King leaves behind a legacy of working for civil rights
This is not original reporting. All information has been compiled from The Washington Post news article "First Lady of the Civil Rights Movement Remembered" by Hamil R. Harris and Darryl Fears. Silver Chips Online posts these stories to provide students with a forum for discussion.
Coretta Scott King, who for three decades stood in the place of her assassinated husband Martin Luther King, Jr. as a voice of racial justice, passed away Monday night, her family announced Tuesday.
King died at a clinic in Mexico. U.S. officials said they were working with the family to make arrangements for King's body to be returned to the United States. Funeral arrangements were not immediately announced, but flags in Georgia, where King lived, were flown at half-staff in her memory.
King had suffered a stroke in August but had made a brief public appearance on television on Jan. 16 during a celebration of Martin Luther King Day, according to The Post's article.

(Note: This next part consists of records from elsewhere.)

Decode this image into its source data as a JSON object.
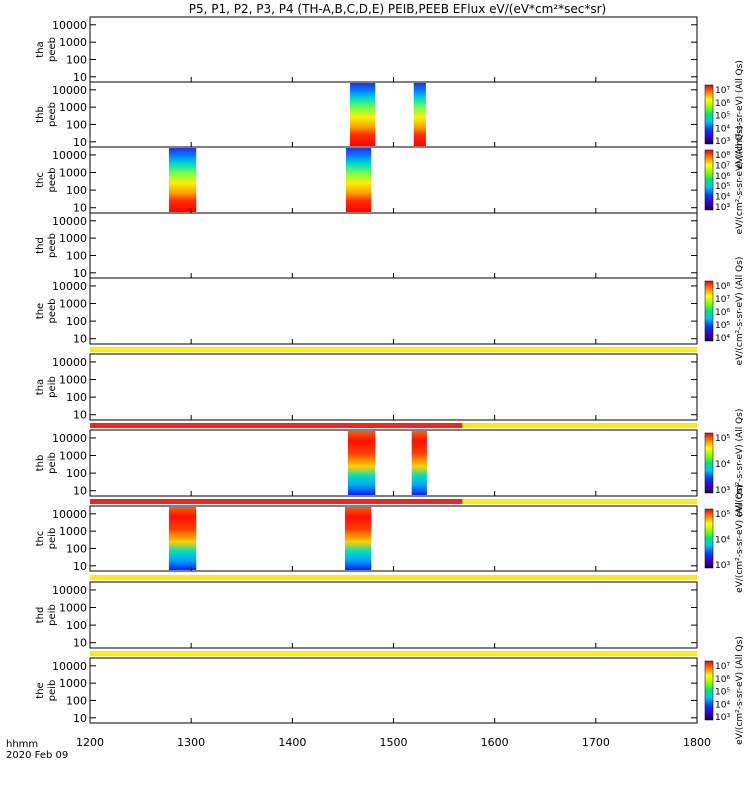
{
  "title": "P5, P1, P2, P3, P4 (TH-A,B,C,D,E) PEIB,PEEB EFlux eV/(eV*cm²*sec*sr)",
  "x_axis": {
    "label_line1": "hhmm",
    "label_line2": "2020 Feb 09",
    "ticks": [
      "1200",
      "1300",
      "1400",
      "1500",
      "1600",
      "1700",
      "1800"
    ]
  },
  "chart_data": {
    "type": "heatmap",
    "time_range": [
      1200,
      1800
    ],
    "energy_axis": {
      "scale": "log",
      "ticks": [
        "10",
        "100",
        "1000",
        "10000"
      ],
      "unit": "eV"
    },
    "panels": [
      {
        "id": "tha_peeb",
        "ylabel": [
          "tha",
          "peeb"
        ],
        "colorbar": {
          "ticks": [],
          "label": ""
        },
        "intervals": [],
        "flag_bar": null
      },
      {
        "id": "thb_peeb",
        "ylabel": [
          "thb",
          "peeb"
        ],
        "colorbar": {
          "ticks": [
            "10³",
            "10⁴",
            "10⁵",
            "10⁶",
            "10⁷"
          ],
          "label": "eV/(cm²-s-sr-eV) (All Qs)"
        },
        "intervals": [
          [
            1457,
            1482
          ],
          [
            1520,
            1532
          ]
        ],
        "flag_bar": null
      },
      {
        "id": "thc_peeb",
        "ylabel": [
          "thc",
          "peeb"
        ],
        "colorbar": {
          "ticks": [
            "10³",
            "10⁴",
            "10⁵",
            "10⁶",
            "10⁷",
            "10⁸"
          ],
          "label": "eV/(cm²-s-sr-eV) (All Qs)"
        },
        "intervals": [
          [
            1278,
            1305
          ],
          [
            1453,
            1478
          ]
        ],
        "flag_bar": null
      },
      {
        "id": "thd_peeb",
        "ylabel": [
          "thd",
          "peeb"
        ],
        "colorbar": {
          "ticks": [],
          "label": ""
        },
        "intervals": [],
        "flag_bar": null
      },
      {
        "id": "the_peeb",
        "ylabel": [
          "the",
          "peeb"
        ],
        "colorbar": {
          "ticks": [
            "10⁴",
            "10⁵",
            "10⁶",
            "10⁷",
            "10⁸"
          ],
          "label": "eV/(cm²-s-sr-eV) (All Qs)"
        },
        "intervals": [],
        "flag_bar": null
      },
      {
        "id": "tha_peib",
        "ylabel": [
          "tha",
          "peib"
        ],
        "colorbar": {
          "ticks": [],
          "label": ""
        },
        "intervals": [],
        "flag_bar": {
          "red_end": null,
          "yellow": true
        }
      },
      {
        "id": "thb_peib",
        "ylabel": [
          "thb",
          "peib"
        ],
        "colorbar": {
          "ticks": [
            "10³",
            "10⁴",
            "10⁵"
          ],
          "label": "eV/(cm²-s-sr-eV) (All Qs)"
        },
        "intervals": [
          [
            1455,
            1482
          ],
          [
            1518,
            1533
          ]
        ],
        "flag_bar": {
          "red_end": 1568,
          "yellow": true
        }
      },
      {
        "id": "thc_peib",
        "ylabel": [
          "thc",
          "peib"
        ],
        "colorbar": {
          "ticks": [
            "10³",
            "10⁴",
            "10⁵"
          ],
          "label": "eV/(cm²-s-sr-eV) (All Qs)"
        },
        "intervals": [
          [
            1278,
            1305
          ],
          [
            1452,
            1478
          ]
        ],
        "flag_bar": {
          "red_end": 1568,
          "yellow": true
        }
      },
      {
        "id": "thd_peib",
        "ylabel": [
          "thd",
          "peib"
        ],
        "colorbar": {
          "ticks": [],
          "label": ""
        },
        "intervals": [],
        "flag_bar": {
          "red_end": null,
          "yellow": true
        }
      },
      {
        "id": "the_peib",
        "ylabel": [
          "the",
          "peib"
        ],
        "colorbar": {
          "ticks": [
            "10³",
            "10⁴",
            "10⁵",
            "10⁶",
            "10⁷"
          ],
          "label": "eV/(cm²-s-sr-eV) (All Qs)"
        },
        "intervals": [],
        "flag_bar": {
          "red_end": null,
          "yellow": true
        }
      }
    ]
  },
  "colors": {
    "flag_red": "#ff2020",
    "flag_yellow": "#ffee00",
    "axis": "#000000"
  }
}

Universally known as the first lady of the civil rights movement, King occupied a unique place in American society as the gentle and dignified heiress to the vast and fiery legacy left by her martyred husband. "She was truly the first lady of the human rights movement," said Al Sharpton in a statement released to the wire services. "For those of us that were too young to get to know Dr. Martin Luther King Jr. very well, we got to know Coretta Scott King as a compassionate, caring, yet firm matriarch of the movement for justice."
"It's a bleak morning for me and for many people, and yet it's a great morning because we have a chance to look at her and see what she did and who she was," poet Maya Angelou said on ABC's "Good Morning America."